Modern statistics is defined by the fact that a great deal more data is available to practitioners than ever before. This is particularly the case in the sciences, where advances in experimental methodology across fields such as biology, chemistry, and physics have led to an explosion of different types of data, collected by different measurement apparatuses at potentially different times. Moreover, it may be difficult or impossible to connect data points from different experiments. For example, a chemist may apply two different measurement techniques to the same batch of molecules to obtain high-quality data about the whole batch, but it may be challenging to track the identities of particular molecules between measurements. The statistician who wishes to make the best possible inferences is faced with the difficult problem of how to integrate the data from different sources to conduct a unified analysis. Despite the ubiquity of this problem, rigorous statistical analyses of procedures designed to work with decoupled data are rare. The main goal of this project is to develop new tools for performing estimation tasks with decoupled data and to establish the fundamental limits of such techniques. This project will have impact on scientific and statistical methodology in both research and industrial settings.The graduate student support will be used on interdisciplinary research and writing codes.

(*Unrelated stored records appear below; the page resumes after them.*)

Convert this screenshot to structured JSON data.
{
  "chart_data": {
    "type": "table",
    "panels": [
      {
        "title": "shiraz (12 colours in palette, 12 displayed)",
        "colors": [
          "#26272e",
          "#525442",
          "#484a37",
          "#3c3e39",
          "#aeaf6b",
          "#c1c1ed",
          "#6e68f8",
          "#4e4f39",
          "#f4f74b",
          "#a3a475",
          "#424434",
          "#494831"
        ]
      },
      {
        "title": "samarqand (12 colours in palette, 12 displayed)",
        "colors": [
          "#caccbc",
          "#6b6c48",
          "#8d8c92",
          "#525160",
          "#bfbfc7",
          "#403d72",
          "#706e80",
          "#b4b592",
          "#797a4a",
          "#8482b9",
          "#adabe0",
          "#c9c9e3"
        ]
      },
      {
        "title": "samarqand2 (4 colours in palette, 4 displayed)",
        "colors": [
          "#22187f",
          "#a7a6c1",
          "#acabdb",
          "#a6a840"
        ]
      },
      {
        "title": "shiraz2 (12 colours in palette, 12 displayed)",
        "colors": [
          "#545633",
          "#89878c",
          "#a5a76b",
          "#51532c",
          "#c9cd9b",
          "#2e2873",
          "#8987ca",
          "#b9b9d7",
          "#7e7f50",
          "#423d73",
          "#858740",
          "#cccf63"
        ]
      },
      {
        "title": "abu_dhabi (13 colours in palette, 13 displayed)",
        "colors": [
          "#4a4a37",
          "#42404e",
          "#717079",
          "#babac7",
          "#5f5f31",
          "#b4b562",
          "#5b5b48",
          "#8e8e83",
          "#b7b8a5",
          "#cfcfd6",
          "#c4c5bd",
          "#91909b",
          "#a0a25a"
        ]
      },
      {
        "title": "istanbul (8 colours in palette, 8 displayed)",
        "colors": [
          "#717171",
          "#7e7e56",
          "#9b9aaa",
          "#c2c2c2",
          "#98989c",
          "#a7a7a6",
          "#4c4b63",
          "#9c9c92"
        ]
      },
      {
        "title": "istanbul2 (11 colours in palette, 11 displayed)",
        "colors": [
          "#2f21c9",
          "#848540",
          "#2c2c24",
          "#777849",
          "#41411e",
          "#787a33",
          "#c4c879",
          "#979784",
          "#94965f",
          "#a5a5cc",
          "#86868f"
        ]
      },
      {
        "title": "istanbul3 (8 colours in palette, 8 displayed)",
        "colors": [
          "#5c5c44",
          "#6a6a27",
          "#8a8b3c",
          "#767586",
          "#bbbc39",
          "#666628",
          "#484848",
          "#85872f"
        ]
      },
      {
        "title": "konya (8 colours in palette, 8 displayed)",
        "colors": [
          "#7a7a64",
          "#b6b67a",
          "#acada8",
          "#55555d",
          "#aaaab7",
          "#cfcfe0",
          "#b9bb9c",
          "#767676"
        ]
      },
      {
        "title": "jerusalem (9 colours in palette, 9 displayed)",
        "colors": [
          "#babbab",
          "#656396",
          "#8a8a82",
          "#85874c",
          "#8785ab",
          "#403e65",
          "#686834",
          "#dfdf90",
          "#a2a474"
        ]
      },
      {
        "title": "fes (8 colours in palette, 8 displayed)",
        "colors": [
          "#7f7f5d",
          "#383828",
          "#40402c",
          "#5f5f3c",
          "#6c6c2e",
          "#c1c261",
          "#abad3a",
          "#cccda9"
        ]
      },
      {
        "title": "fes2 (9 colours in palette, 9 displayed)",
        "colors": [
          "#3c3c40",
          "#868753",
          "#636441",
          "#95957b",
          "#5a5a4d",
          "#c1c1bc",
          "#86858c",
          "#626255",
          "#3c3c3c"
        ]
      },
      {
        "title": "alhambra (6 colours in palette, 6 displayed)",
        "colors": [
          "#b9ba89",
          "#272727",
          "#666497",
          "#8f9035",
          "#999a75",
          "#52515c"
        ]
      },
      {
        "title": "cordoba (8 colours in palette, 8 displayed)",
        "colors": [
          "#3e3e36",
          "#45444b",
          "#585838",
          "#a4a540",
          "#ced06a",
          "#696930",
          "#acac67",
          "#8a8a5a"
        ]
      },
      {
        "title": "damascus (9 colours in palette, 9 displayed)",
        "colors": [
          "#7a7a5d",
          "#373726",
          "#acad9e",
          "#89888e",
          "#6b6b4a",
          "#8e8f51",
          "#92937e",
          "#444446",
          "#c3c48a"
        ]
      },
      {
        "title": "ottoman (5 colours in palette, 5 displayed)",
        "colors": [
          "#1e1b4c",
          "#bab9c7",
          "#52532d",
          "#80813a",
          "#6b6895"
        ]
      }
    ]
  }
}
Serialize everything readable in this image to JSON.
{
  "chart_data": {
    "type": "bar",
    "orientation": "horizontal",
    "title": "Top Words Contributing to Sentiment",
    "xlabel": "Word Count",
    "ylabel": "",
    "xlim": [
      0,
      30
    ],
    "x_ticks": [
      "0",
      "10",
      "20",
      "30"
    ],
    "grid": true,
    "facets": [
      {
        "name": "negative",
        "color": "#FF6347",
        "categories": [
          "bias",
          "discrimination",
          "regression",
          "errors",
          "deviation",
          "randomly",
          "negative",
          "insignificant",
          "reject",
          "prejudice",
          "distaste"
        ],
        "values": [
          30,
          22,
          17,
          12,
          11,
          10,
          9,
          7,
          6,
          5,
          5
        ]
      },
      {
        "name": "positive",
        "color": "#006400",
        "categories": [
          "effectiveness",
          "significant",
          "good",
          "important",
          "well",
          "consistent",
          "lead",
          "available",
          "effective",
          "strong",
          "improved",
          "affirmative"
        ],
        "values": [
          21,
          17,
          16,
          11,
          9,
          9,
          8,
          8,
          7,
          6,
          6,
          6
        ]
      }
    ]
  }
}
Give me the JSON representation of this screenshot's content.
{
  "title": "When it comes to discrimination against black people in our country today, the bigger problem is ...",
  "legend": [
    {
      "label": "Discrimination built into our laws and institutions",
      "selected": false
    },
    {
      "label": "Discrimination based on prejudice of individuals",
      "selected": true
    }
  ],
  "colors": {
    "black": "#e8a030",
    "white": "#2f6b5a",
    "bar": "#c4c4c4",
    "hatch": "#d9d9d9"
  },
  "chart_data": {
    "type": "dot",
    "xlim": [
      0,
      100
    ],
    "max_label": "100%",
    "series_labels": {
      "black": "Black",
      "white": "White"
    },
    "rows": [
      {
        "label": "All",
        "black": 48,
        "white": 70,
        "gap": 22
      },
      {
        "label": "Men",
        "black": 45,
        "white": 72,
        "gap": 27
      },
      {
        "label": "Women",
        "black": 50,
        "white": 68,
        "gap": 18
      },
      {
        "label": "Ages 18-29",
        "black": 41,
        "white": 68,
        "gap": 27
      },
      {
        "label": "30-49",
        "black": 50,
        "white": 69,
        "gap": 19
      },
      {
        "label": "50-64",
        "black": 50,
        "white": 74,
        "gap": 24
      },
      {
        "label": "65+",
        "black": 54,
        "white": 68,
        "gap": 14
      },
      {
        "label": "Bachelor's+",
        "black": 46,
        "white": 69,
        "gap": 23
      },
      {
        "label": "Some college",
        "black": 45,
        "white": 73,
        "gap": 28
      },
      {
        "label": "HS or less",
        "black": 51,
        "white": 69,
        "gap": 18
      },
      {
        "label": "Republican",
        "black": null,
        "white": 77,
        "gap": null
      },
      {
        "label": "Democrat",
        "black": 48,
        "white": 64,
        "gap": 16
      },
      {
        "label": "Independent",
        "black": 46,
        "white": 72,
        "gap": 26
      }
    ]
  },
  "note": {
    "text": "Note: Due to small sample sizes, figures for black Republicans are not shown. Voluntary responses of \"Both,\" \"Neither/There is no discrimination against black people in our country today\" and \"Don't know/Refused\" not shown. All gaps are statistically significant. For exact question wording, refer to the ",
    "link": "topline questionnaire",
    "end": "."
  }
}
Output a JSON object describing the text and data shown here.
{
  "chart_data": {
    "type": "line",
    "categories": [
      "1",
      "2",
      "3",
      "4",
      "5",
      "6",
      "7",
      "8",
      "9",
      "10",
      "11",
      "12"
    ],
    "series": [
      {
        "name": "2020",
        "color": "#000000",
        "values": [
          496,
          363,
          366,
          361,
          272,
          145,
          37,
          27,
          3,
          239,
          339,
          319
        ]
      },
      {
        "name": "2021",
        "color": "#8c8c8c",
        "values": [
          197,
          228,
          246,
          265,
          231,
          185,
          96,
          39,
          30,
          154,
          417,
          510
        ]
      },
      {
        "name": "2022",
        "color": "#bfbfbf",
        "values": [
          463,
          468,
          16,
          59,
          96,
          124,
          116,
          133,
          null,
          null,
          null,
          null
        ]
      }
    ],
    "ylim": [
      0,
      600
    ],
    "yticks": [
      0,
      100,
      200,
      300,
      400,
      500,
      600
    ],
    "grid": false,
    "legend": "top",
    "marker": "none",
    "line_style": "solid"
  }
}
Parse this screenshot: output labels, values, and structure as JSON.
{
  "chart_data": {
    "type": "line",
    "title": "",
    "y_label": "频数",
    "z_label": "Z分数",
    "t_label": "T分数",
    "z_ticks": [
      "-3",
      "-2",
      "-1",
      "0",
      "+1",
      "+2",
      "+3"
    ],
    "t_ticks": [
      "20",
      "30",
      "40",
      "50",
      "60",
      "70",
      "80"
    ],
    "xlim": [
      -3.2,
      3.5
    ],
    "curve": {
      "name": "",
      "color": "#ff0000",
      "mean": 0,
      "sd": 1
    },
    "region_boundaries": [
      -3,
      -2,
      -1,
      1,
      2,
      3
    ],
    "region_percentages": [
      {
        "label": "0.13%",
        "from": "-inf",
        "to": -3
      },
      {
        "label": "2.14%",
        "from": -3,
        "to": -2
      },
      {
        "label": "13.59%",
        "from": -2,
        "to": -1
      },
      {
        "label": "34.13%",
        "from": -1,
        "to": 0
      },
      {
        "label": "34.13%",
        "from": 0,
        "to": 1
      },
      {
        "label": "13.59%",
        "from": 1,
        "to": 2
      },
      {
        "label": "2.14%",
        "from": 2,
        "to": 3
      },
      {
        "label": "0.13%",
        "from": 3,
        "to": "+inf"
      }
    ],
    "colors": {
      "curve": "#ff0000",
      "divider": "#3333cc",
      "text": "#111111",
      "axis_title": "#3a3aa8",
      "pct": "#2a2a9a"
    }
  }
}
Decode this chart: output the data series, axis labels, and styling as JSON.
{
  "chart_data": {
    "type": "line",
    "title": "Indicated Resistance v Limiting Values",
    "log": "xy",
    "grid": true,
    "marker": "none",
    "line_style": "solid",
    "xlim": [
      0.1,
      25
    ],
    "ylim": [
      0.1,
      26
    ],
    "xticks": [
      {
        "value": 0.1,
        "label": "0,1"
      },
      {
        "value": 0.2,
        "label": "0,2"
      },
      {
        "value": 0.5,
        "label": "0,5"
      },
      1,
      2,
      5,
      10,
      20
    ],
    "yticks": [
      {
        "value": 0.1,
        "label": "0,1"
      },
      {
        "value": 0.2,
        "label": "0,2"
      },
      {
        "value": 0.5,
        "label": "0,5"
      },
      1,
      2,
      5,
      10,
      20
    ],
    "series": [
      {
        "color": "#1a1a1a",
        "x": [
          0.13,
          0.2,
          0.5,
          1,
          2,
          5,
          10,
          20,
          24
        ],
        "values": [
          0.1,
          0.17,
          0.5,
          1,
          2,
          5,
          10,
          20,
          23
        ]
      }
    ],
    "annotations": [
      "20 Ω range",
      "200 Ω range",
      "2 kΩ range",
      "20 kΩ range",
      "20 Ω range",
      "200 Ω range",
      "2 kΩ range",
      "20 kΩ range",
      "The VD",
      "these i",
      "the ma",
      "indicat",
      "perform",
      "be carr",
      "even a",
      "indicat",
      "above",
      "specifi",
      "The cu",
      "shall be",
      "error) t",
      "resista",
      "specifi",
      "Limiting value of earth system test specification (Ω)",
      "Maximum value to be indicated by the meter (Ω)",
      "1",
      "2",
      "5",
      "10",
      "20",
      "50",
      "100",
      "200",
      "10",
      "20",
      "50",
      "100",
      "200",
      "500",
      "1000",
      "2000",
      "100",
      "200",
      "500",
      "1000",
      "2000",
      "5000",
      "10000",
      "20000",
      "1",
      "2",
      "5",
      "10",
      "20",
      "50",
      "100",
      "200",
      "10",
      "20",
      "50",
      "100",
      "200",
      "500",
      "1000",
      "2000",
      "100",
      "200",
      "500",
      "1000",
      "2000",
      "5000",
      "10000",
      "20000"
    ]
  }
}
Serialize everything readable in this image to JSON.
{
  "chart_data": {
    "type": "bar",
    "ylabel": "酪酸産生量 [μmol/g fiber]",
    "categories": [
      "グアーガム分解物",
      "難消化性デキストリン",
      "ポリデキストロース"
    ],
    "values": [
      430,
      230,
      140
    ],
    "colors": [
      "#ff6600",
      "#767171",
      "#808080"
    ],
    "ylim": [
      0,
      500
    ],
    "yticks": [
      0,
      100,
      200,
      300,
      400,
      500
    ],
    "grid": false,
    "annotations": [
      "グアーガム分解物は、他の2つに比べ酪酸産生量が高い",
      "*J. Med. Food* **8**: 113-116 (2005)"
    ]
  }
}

The project will investigate optimal rates of estimation for regression problems given access to decoupled data, and to establish potential trade-offs. Several intermediate regimes will be considered, for example, where the experimenter has access to many independent batches of shuffled data or to data with partial coupling information. This project will quantify the statistical price for learning with decoupled data via tight minimax bounds. This research is also aimed at establishing when minimax statistical procedures can be made computationally efficient, and investigating the possible presence of information theoretic-computational gaps in optimal rates of estimation. This award reflects NSF's statutory mission and has been deemed worthy of support through evaluation using the Foundation's intellectual merit and broader impacts review criteria.